9. How the Ground Truth for the Training Set Was Established

Not applicable, as there is no mention of a training set for a new AI algorithm.

Summary of the Study and Why it Meets (Implied) Acceptance Criteria:

The study detailed in this 510(k) submission is not a clinical performance study generating new acceptance criteria or performance data for the analytes measured.
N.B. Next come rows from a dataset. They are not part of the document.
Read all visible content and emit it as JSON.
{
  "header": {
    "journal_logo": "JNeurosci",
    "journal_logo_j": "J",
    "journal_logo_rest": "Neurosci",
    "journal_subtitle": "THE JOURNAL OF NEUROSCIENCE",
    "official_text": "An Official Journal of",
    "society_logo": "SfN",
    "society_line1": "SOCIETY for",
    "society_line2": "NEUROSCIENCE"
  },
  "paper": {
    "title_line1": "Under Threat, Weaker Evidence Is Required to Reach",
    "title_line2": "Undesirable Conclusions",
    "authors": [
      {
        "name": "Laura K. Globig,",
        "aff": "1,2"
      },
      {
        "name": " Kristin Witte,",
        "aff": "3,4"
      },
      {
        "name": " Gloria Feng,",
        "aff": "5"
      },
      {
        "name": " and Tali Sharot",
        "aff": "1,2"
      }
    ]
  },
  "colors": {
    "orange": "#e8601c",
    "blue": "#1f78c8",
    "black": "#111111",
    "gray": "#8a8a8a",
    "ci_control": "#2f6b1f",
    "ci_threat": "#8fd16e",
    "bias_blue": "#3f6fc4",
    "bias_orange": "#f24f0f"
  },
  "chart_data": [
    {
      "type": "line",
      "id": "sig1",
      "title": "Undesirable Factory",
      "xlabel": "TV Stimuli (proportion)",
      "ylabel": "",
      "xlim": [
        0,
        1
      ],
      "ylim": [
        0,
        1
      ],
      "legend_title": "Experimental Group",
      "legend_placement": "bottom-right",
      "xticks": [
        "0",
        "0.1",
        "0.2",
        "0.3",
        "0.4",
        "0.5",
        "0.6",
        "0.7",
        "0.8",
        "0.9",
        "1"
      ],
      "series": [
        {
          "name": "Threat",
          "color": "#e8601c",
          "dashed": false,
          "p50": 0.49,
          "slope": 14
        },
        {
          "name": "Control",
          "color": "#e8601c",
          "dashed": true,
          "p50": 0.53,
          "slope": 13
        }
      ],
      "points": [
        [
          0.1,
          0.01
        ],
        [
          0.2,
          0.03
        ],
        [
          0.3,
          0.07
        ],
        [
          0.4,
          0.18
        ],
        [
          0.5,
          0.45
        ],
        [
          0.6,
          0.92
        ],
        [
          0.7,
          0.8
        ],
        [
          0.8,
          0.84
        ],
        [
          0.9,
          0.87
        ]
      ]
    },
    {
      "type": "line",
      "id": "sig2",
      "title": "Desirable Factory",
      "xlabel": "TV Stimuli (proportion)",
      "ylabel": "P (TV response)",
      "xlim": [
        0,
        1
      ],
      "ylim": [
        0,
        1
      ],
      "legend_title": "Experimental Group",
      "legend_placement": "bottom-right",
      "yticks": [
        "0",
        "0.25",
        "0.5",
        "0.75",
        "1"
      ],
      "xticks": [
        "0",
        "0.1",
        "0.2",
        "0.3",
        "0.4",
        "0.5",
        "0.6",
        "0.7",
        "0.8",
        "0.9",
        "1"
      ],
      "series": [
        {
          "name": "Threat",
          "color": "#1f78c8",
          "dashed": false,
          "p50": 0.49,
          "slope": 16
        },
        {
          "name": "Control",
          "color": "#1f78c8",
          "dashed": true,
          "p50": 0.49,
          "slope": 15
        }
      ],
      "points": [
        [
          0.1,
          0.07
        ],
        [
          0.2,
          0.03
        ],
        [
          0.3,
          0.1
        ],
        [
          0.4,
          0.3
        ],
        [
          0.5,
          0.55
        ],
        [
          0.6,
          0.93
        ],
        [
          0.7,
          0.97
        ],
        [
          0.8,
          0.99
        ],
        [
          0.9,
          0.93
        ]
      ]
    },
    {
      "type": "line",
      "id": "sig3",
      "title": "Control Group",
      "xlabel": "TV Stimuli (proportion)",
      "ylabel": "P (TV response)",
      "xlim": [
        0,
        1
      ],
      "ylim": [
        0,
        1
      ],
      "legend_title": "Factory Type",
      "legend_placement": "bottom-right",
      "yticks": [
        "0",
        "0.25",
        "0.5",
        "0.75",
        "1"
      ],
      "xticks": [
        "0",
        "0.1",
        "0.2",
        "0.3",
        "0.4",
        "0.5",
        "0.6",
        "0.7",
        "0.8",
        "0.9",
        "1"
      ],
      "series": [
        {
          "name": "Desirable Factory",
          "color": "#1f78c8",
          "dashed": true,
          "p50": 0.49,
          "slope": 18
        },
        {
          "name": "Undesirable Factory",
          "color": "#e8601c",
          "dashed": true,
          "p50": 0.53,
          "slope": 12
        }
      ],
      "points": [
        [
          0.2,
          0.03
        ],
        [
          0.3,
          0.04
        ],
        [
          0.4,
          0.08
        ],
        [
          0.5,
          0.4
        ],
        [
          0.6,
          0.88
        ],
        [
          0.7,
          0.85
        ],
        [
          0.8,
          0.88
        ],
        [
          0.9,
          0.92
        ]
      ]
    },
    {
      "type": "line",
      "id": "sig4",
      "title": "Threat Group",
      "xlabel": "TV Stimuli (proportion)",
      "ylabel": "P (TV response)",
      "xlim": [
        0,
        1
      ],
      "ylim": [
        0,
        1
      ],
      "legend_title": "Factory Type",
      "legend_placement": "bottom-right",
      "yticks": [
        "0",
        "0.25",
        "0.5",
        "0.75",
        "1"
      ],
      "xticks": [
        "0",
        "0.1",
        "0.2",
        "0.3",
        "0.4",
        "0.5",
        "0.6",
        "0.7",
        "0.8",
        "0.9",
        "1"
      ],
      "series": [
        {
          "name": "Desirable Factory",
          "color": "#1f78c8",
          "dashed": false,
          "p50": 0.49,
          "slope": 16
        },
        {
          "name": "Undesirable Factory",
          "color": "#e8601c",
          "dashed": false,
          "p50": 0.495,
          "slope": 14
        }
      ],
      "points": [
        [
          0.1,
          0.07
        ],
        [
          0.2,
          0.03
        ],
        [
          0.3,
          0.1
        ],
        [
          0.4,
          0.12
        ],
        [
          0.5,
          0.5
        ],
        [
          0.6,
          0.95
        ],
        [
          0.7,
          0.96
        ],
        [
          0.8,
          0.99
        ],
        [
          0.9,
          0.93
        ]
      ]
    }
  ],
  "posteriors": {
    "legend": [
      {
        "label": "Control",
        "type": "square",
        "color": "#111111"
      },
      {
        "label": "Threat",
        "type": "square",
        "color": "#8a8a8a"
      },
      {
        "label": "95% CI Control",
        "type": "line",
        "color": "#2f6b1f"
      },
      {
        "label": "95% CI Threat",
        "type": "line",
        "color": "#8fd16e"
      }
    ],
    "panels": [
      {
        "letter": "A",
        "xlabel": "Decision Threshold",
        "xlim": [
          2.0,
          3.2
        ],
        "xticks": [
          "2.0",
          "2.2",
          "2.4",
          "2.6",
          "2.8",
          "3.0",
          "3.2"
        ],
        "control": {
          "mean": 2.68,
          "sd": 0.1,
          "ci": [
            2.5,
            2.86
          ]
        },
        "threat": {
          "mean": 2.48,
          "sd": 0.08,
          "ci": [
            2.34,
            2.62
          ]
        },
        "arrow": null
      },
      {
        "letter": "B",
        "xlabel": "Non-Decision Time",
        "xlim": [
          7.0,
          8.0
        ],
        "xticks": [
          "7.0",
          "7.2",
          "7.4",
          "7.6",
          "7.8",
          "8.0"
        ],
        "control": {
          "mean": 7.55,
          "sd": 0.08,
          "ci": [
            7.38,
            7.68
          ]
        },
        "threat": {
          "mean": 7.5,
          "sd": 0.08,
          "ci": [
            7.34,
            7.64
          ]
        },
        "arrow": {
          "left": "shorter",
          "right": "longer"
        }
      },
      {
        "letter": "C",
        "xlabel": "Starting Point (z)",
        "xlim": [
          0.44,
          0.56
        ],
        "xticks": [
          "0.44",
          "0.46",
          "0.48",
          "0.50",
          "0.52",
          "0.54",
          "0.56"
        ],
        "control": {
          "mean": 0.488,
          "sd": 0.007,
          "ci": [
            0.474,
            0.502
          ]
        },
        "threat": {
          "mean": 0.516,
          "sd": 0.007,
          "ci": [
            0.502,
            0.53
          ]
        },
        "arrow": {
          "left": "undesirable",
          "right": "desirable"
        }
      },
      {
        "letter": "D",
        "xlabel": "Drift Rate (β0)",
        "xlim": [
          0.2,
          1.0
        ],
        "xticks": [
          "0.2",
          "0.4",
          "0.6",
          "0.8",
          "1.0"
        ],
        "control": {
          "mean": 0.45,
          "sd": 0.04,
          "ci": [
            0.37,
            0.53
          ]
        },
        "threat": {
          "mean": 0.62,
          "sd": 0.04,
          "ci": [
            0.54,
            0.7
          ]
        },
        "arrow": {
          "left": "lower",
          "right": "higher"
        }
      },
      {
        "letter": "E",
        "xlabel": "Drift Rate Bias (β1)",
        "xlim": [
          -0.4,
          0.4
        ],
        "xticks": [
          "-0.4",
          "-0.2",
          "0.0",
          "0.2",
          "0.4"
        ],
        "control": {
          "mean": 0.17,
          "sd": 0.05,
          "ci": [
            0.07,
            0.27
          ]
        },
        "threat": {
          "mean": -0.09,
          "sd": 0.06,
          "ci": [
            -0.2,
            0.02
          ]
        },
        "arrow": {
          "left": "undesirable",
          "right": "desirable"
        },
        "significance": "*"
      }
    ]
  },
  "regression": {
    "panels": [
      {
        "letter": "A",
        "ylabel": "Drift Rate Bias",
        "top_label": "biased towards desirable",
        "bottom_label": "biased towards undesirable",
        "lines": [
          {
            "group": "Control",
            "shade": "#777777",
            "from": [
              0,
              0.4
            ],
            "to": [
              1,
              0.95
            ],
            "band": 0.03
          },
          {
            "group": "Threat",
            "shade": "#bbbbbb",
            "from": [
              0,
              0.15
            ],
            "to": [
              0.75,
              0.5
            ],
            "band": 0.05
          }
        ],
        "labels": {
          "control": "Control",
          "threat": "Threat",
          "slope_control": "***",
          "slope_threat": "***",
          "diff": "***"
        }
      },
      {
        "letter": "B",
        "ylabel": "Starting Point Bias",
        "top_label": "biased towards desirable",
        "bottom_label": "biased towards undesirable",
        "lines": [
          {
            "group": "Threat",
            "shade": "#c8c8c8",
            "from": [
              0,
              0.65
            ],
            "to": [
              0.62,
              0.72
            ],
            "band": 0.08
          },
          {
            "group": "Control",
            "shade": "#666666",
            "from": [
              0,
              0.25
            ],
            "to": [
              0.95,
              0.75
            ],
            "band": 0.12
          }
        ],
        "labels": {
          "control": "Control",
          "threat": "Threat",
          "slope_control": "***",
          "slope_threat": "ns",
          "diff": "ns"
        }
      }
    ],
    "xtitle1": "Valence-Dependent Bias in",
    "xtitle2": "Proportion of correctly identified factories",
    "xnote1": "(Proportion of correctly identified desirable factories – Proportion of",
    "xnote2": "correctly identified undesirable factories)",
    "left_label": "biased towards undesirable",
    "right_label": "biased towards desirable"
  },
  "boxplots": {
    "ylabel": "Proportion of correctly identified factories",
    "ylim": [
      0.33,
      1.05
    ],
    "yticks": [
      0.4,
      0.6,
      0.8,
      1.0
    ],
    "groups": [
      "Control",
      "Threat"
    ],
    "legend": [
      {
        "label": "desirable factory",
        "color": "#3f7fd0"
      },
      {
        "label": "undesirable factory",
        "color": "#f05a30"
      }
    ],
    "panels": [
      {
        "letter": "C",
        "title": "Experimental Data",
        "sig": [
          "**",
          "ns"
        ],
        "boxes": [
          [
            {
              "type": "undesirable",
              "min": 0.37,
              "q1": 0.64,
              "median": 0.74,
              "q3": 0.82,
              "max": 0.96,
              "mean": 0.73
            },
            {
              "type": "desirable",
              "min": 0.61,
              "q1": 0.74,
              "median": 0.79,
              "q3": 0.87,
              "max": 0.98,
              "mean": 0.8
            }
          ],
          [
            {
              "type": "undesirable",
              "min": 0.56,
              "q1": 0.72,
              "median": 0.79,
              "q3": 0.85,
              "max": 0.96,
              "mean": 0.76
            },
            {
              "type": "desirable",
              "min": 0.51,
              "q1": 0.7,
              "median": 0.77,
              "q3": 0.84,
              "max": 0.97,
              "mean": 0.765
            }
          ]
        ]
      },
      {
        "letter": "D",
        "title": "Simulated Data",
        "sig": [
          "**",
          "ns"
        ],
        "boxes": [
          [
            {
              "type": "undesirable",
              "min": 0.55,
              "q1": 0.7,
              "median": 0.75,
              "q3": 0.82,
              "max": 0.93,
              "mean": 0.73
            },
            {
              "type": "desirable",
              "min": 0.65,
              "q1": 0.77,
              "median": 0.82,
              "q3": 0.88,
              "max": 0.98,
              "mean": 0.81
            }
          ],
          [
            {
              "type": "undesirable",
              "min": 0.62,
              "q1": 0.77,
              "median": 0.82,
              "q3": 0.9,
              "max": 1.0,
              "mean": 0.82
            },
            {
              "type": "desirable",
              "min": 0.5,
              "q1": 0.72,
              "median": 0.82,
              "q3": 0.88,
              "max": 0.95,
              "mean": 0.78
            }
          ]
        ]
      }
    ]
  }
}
Instead, it is a Special 510(k) submission designed to demonstrate that hardware and software updates to the epoc Host component of the epoc® Blood Analysis System do not alter the safety or effectiveness of the device and thus maintain substantial equivalence to the previously cleared predicate device.

The "study" or evidence provided to meet acceptance criteria consists of:

• Verification and Validation Activities: "All software, hardware and usability verification and validation activities were performed in accordance to relevant standards, established plans and protocols and Design Control procedures."
• Meeting Acceptance Criteria: "Testing verified all acceptance criteria were met." (These are acceptance criteria related to software, hardware function, and usability for the new host component, ensuring it performs its intended role without impacting the core analytical performance).
• Risk Management: A risk management process compliant with EN ISO 14971:2012 and ISO 14971:2007 was performed, concluding that "the overall residual risk of the epoc System with the epoc NXS host is acceptable."
• Cybersecurity Information: Cybersecurity design inputs were established, risks assessed, and controls designed within the software.

The core argument for meeting acceptance criteria (by proving substantial equivalence) is that:

• There is no change to the intended use or indications for use.
• There is no change to the fundamental scientific technology (the epoc Reader and Test Card, which contain the sensors, remain unchanged).
• There is no change to labeled performance claims.
• There is no change to the principle of operation.
• There is no change to cartridge (test card) calibrator formulation and technology.

Therefore, the "acceptance criteria" here are implicitly that the new epoc NXS Host component, through its verification and validation, functions correctly, safely, and does not introduce new risks, thereby maintaining the established performance and safety profile of the predicate device.